The No. 2 automaker says its Focus — already an unexpected hit with the import-leaning younger crowd — was a natural for the SVT treatment. High on the list for these spec-hungry customers: a considerably warmed-up version of Focus' 130-hp DOHC 16-valve Zetec I-4; with SVT massaging it develops a snorty 170 hp at 6,800 rpm.

And that's 170 hp “at least,” says Ford specialty vehicle marketing manager Tom Scarpello.

He adds this caveat because Mr. Coletti says “refinements” made between now and the product's year-end showroom debut could produce more horsepower.

This engine in the beefed-up 3-door ZX3 bodyshell offers 145 lb.-ft (197 Nm) of torque at 5,500 rpm. And 85% of that twist is available at just 2,200 rpm.

But the import-trashing power may not be the SVT Focus' most marketable feature. At a sneak preview before SVT Focus made its first official appearance at last month's Chicago Auto Show, seasoned auto writers did a double take when Ford officials revealed the car is equipped with a dual-mass flywheel and 6-speed transmission. With its Getrag close-ratio manual transaxle, the $18,000 SVT Focus joins the race-ready SVT Mustang Cobra R as the only Ford product with a 6-speed gearboxes.
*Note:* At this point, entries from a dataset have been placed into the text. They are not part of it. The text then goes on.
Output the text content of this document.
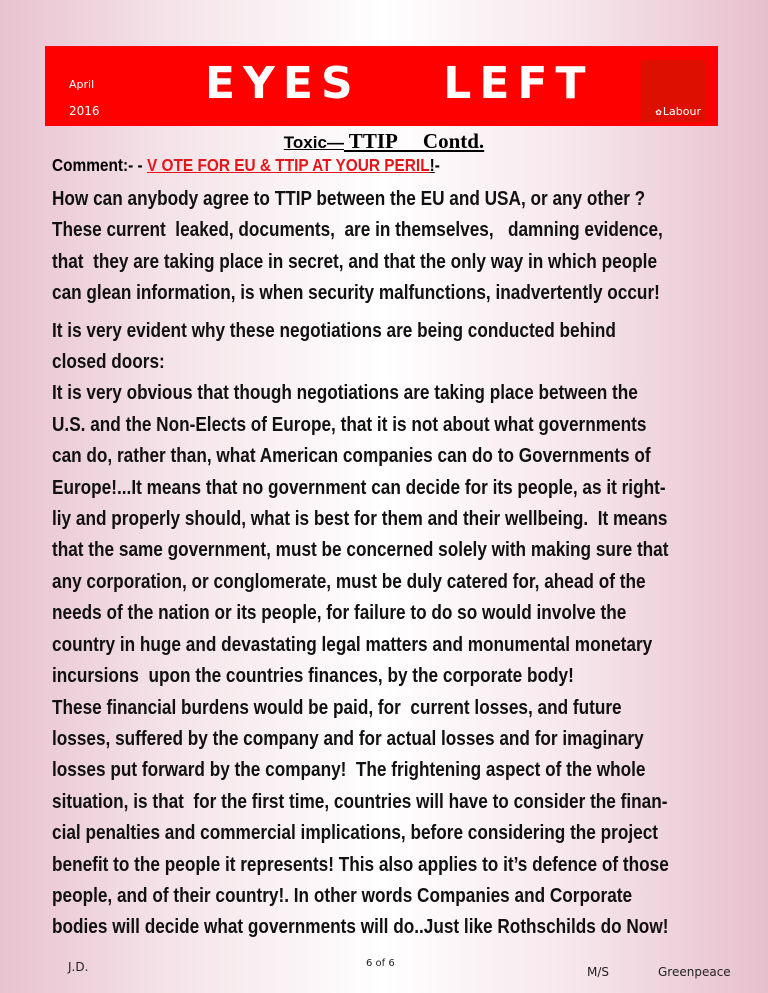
April
2016
EYES  LEFT
✿Labour
Toxic— TTIP     Contd.
Comment:- - V OTE FOR EU & TTIP AT YOUR PERIL!-

How can anybody agree to TTIP between the EU and USA, or any other ?

These current  leaked, documents,  are in themselves,   damning evidence,

that  they are taking place in secret, and that the only way in which people

can glean information, is when security malfunctions, inadvertently occur!

It is very evident why these negotiations are being conducted behind

closed doors:

It is very obvious that though negotiations are taking place between the

U.S. and the Non-Elects of Europe, that it is not about what governments

can do, rather than, what American companies can do to Governments of

Europe!...It means that no government can decide for its people, as it right-

liy and properly should, what is best for them and their wellbeing.  It means

that the same government, must be concerned solely with making sure that

any corporation, or conglomerate, must be duly catered for, ahead of the

needs of the nation or its people, for failure to do so would involve the

country in huge and devastating legal matters and monumental monetary

incursions  upon the countries finances, by the corporate body!

These financial burdens would be paid, for  current losses, and future

losses, suffered by the company and for actual losses and for imaginary

losses put forward by the company!  The frightening aspect of the whole

situation, is that  for the first time, countries will have to consider the finan-

cial penalties and commercial implications, before considering the project

benefit to the people it represents! This also applies to it’s defence of those

people, and of their country!. In other words Companies and Corporate

bodies will decide what governments will do..Just like Rothschilds do Now!

J.D.	6 of 6
M/S	Greenpeace
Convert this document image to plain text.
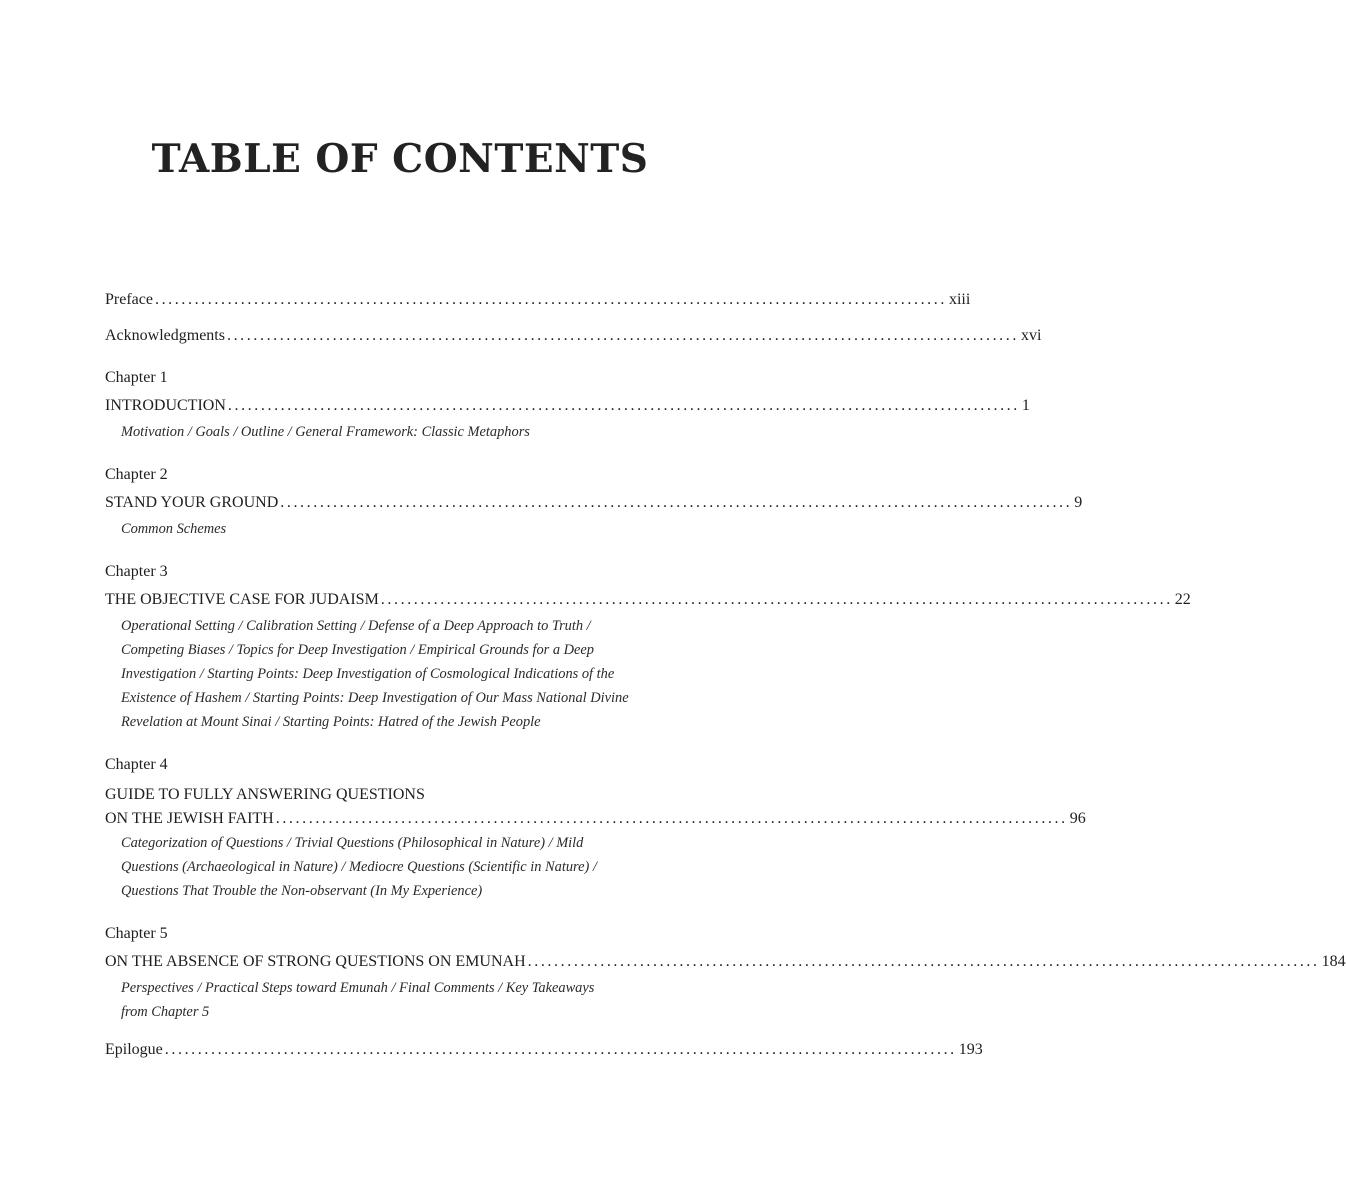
TABLE OF CONTENTS
Preface ........................................................................................................................ xiii
Acknowledgments ........................................................................................................................ xvi
Chapter 1
INTRODUCTION ........................................................................................................................ 1
Motivation / Goals / Outline / General Framework: Classic Metaphors
Chapter 2
STAND YOUR GROUND ........................................................................................................................ 9
Common Schemes
Chapter 3
THE OBJECTIVE CASE FOR JUDAISM ........................................................................................................................ 22
Operational Setting / Calibration Setting / Defense of a Deep Approach to Truth /
Competing Biases / Topics for Deep Investigation / Empirical Grounds for a Deep
Investigation / Starting Points: Deep Investigation of Cosmological Indications of the
Existence of Hashem / Starting Points: Deep Investigation of Our Mass National Divine
Revelation at Mount Sinai / Starting Points: Hatred of the Jewish People
Chapter 4
GUIDE TO FULLY ANSWERING QUESTIONS
ON THE JEWISH FAITH ........................................................................................................................ 96
Categorization of Questions / Trivial Questions (Philosophical in Nature) / Mild
Questions (Archaeological in Nature) / Mediocre Questions (Scientific in Nature) /
Questions That Trouble the Non-observant (In My Experience)
Chapter 5
ON THE ABSENCE OF STRONG QUESTIONS ON EMUNAH ........................................................................................................................ 184
Perspectives / Practical Steps toward Emunah / Final Comments / Key Takeaways
from Chapter 5
Epilogue ........................................................................................................................ 193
Boosted by performance perks such as European-designed 11.8-in. (300-mm) front brake rotors 1.7 ins. (42 mm) larger than standard-issue ZX, SVT Focus is meant to grab the import crowd by its bulging Tommy Hilfiger boxer shorts. Mr. Coletti boldly predicts conquest sales of more than 60% and perhaps as high as 80%.

Styling changes to ZX3's front and rear fascias, new rocker moldings and a tasteful rear spoiler distinguish SVT Focus from its progenitor.

“These exterior changes, including its very distinctive 17-in. (43.2-cm) wheels, really give the car the appearance of having a lower, wider stance and lots of rubber on the ground,” says program manager Andy Slankard.

Nevertheless, Ford harbors no illusions about the SVT Focus becoming an entry-level product. Consumers who buy this vehicle aren't likely to move up to the pricier SVT Mustang Cobra or SVT Lightning F-150 pickup — which Mr. Scarpello calls “red-blooded American vehicles.”

“The important thing is to get these people into the Ford family,” Mr. Coletti says.

Which brings us back to culture clash. Once these 20-somethings join the clan, how will they get along at family reunions?

Ford will find out with its sponsorship of the Special Vehicle Team Owners Assn., a club it says is styled after a similar organization for Harley Davidson owners, with whom Ford had tried to forge some contact.

Ford's Harley-inspired marketing model may be set back, though, by a blasphemous disclosure from none other than Hell's Angels founder Sonny Barger that he prefers the Honda ST1100 to a stinking Hog.